What is shocking about putting the Futurama scene together with the Battlestar Galactica finale is that Futurama is actually doing a pretty good job of suggesting how to think about the role of God in the Universe in which we live every day, in our LIVES. Battlestar Galactica -- a show most of us got together and decided to call "smart television," -- failed to translate Futurama's lesson into the much smaller realm of the TELEVISION SCRIPT. For a while there "god" in Battlestar Galactica had the light touch Futurama says he should -- you really aren't sure he is doing anything at all, especially in a show with advanced technology: the Six that only Baltar can see could be, as the show points out, caused by a chip in his head or even a tumor; the clues to earth could have been left by the earlier civilization. But in the end the show was just like Bender, using too much force to interfere in the little world, blowing our characters around like little toys into the void of space where they would just vanish, like Starbuck, who was CLEARLY an ANGEL for all of season 4.

6 comments:

neilshyminsky said...

I agree with all the sentiments you express here, Geoff, so to add anything more would be redundant.

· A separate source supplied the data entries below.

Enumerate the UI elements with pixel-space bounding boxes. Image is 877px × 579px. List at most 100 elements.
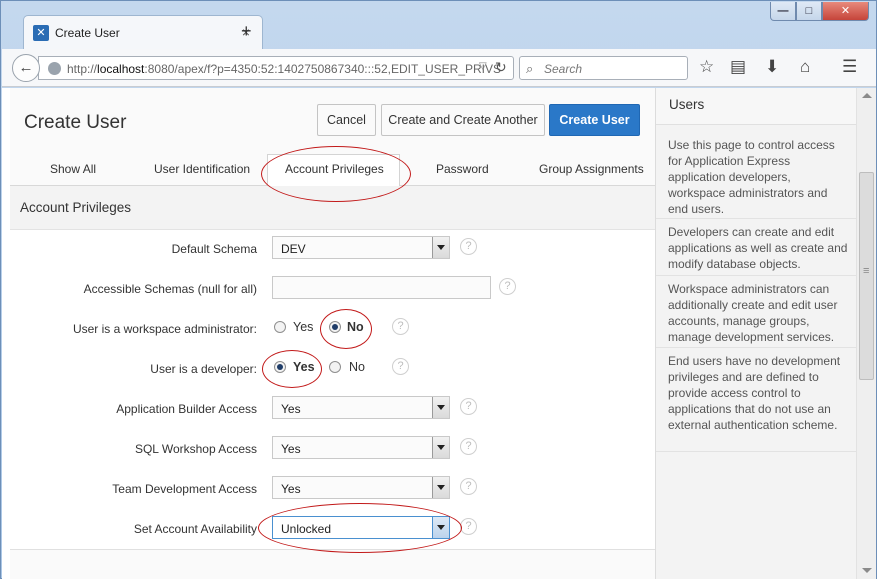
- star-icon[interactable]: ☆: [699, 57, 714, 77]
- chevron-down-icon: [432, 397, 449, 418]
- tab-password[interactable]: Password: [436, 162, 489, 176]
- close-icon: ✕: [840, 5, 851, 17]
- tab-show-all[interactable]: Show All: [50, 162, 96, 176]
- app-builder-value: Yes: [281, 402, 301, 416]
- create-user-button[interactable]: Create User: [549, 104, 640, 136]
- app-builder-select[interactable]: Yes: [272, 396, 450, 419]
- availability-select[interactable]: Unlocked: [272, 516, 450, 539]
- availability-row: Set Account Availability Unlocked ?: [10, 510, 655, 550]
- availability-label: Set Account Availability: [133, 522, 257, 536]
- sql-workshop-row: SQL Workshop Access Yes ?: [10, 430, 655, 470]
- accessible-schemas-input[interactable]: [272, 276, 491, 299]
- divider: [656, 218, 857, 219]
- chevron-down-icon: [432, 237, 449, 258]
- chevron-down-icon: [432, 477, 449, 498]
- workspace-admin-no-label[interactable]: No: [347, 320, 364, 334]
- accessible-schemas-label: Accessible Schemas (null for all): [83, 282, 257, 296]
- url-host: localhost: [97, 62, 145, 76]
- create-and-create-another-button[interactable]: Create and Create Another: [381, 104, 545, 136]
- minimize-button[interactable]: —: [770, 2, 796, 21]
- team-dev-row: Team Development Access Yes ?: [10, 470, 655, 510]
- cancel-button[interactable]: Cancel: [317, 104, 376, 136]
- divider: [656, 451, 857, 452]
- help-icon[interactable]: ?: [499, 278, 516, 295]
- help-icon[interactable]: ?: [392, 318, 409, 335]
- scrollbar[interactable]: [856, 88, 876, 579]
- workspace-admin-yes-label[interactable]: Yes: [293, 320, 313, 334]
- search-icon: ⌕: [526, 61, 534, 76]
- help-paragraph: Use this page to control access for Appl…: [668, 138, 835, 216]
- developer-no-label[interactable]: No: [349, 360, 365, 374]
- side-panel-title: Users: [669, 97, 705, 112]
- workspace-admin-label: User is a workspace administrator:: [72, 322, 257, 336]
- app-builder-label: Application Builder Access: [116, 402, 257, 416]
- developer-yes-label[interactable]: Yes: [293, 360, 315, 374]
- scroll-up-icon[interactable]: [862, 93, 872, 98]
- side-panel-header: Users: [656, 88, 857, 125]
- workspace-admin-row: User is a workspace administrator: Yes N…: [10, 310, 655, 350]
- sql-workshop-label: SQL Workshop Access: [134, 442, 257, 456]
- help-paragraph: Workspace administrators can additionall…: [668, 282, 838, 344]
- divider: [656, 347, 857, 348]
- tab-user-identification[interactable]: User Identification: [154, 162, 250, 176]
- help-side-panel: Users Use this page to control access fo…: [655, 88, 857, 579]
- help-icon[interactable]: ?: [392, 358, 409, 375]
- tab-account-privileges[interactable]: Account Privileges: [285, 162, 384, 176]
- help-icon[interactable]: ?: [460, 398, 477, 415]
- default-schema-value: DEV: [281, 242, 306, 256]
- account-privileges-form: Default Schema DEV ? Accessible Schemas …: [10, 230, 655, 550]
- help-icon[interactable]: ?: [460, 438, 477, 455]
- accessible-schemas-row: Accessible Schemas (null for all) ?: [10, 270, 655, 310]
- page-title: Create User: [24, 112, 127, 133]
- url-prefix: http://: [67, 62, 98, 76]
- back-arrow-icon: ←: [18, 59, 34, 76]
- url-bar[interactable]: http://localhost:8080/apex/f?p=4350:52:1…: [38, 56, 514, 80]
- help-paragraph: Developers can create and edit applicati…: [668, 225, 848, 271]
- team-dev-select[interactable]: Yes: [272, 476, 450, 499]
- help-paragraph: End users have no development privileges…: [668, 354, 841, 432]
- default-schema-select[interactable]: DEV: [272, 236, 450, 259]
- menu-icon[interactable]: ☰: [842, 57, 857, 77]
- help-icon[interactable]: ?: [460, 478, 477, 495]
- tab-group-assignments[interactable]: Group Assignments: [539, 162, 644, 176]
- developer-yes-radio[interactable]: [274, 361, 286, 373]
- workspace-admin-yes-radio[interactable]: [274, 321, 286, 333]
- chevron-down-icon: [432, 517, 449, 538]
- page-viewport: Create User Cancel Create and Create Ano…: [2, 88, 876, 579]
- scrollbar-thumb[interactable]: [859, 172, 874, 380]
- divider: [656, 275, 857, 276]
- app-builder-row: Application Builder Access Yes ?: [10, 390, 655, 430]
- help-icon[interactable]: ?: [460, 518, 477, 535]
- maximize-button[interactable]: □: [796, 2, 822, 21]
- default-schema-row: Default Schema DEV ?: [10, 230, 655, 270]
- url-path: :8080/apex/f?p=4350:52:1402750867340:::5…: [144, 62, 502, 76]
- region-tabs: Show All User Identification Account Pri…: [10, 154, 655, 187]
- reload-icon[interactable]: ↻: [495, 59, 507, 76]
- help-icon[interactable]: ?: [460, 238, 477, 255]
- default-schema-label: Default Schema: [171, 242, 257, 256]
- sql-workshop-select[interactable]: Yes: [272, 436, 450, 459]
- back-button[interactable]: ←: [12, 54, 40, 82]
- close-window-button[interactable]: ✕: [822, 2, 869, 21]
- tab-title: Create User: [55, 26, 120, 40]
- main-content: Create User Cancel Create and Create Ano…: [10, 88, 655, 579]
- home-icon[interactable]: ⌂: [800, 57, 810, 77]
- search-input[interactable]: ⌕ Search: [519, 56, 688, 80]
- reading-list-icon[interactable]: ▤: [730, 57, 746, 77]
- search-placeholder: Search: [544, 62, 583, 76]
- team-dev-label: Team Development Access: [112, 482, 257, 496]
- developer-row: User is a developer: Yes No ?: [10, 350, 655, 390]
- maximize-icon: □: [805, 5, 813, 17]
- url-dropdown-icon[interactable]: ▽: [479, 61, 487, 72]
- workspace-admin-no-radio[interactable]: [329, 321, 341, 333]
- browser-tab[interactable]: ✕ Create User ×: [23, 15, 263, 49]
- scroll-down-icon[interactable]: [862, 568, 872, 573]
- developer-no-radio[interactable]: [329, 361, 341, 373]
- download-icon[interactable]: ⬇: [765, 57, 779, 77]
- url-text[interactable]: http://localhost:8080/apex/f?p=4350:52:1…: [67, 62, 501, 76]
- new-tab-button[interactable]: +: [241, 21, 252, 42]
- apex-favicon-icon: ✕: [33, 25, 49, 41]
- availability-value: Unlocked: [281, 522, 332, 536]
- developer-label: User is a developer:: [150, 362, 257, 376]
- navigation-toolbar: http://localhost:8080/apex/f?p=4350:52:1…: [2, 49, 876, 87]
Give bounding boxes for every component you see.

What I would like to ask, to paraphrase a certain anonymous commenter, is why the fuck anonymous commenters bother to leave comments weeks after the discussion has dried up. When I made my second post about The Dark Knight, based entirely on promo shots released half a year before the movie itself, one of the images was picked up on Google Images. And then I got angry posts for months after the film was released from people who, for the most part, didn't realize that my post was already quite old and would never come back to follow-up. Why bother?

Kyle said...

Good post.

Neil: I'd imagine three weeks is a more sane delay than a year or so.

Stefan Delatovic said...

Ironically, if the Futurama episode had chosen to focus instead on Fry's search for his lost friend, only for Bender to crash back to earth at the end claiming 'God did it', it would've worked. It would've been funny.
Not funny on BSG.

And I loved that BSG tackled religion. Loved it. That is different to the ending though. It's not 'religious overtones' to have, basically, that animated penguin from Madagascar pop up to say 'you didn't see anything ... God did it.'

Shlomo said...

Never watched BSG, but i loved that clip.

Kenney said...

Neil, I've commented on old blog posts before, when someone has written something that I really liked. The discussion might be dead, but I imagine there are email notifications and such (if enabled) that alert the blogger to the comment. Feedback is the main currency of blogs, so when it's earned, I give it up.

No harm, no foul.

neilshyminsky said...

Kenney - It's not the compliments that i'm talking about, though - those are always appreciated and are usually aimed at producing a dialogue. It's the people that post only to complain, and who have no intention of engaging in a meaningful exchange, that I'm wondering about.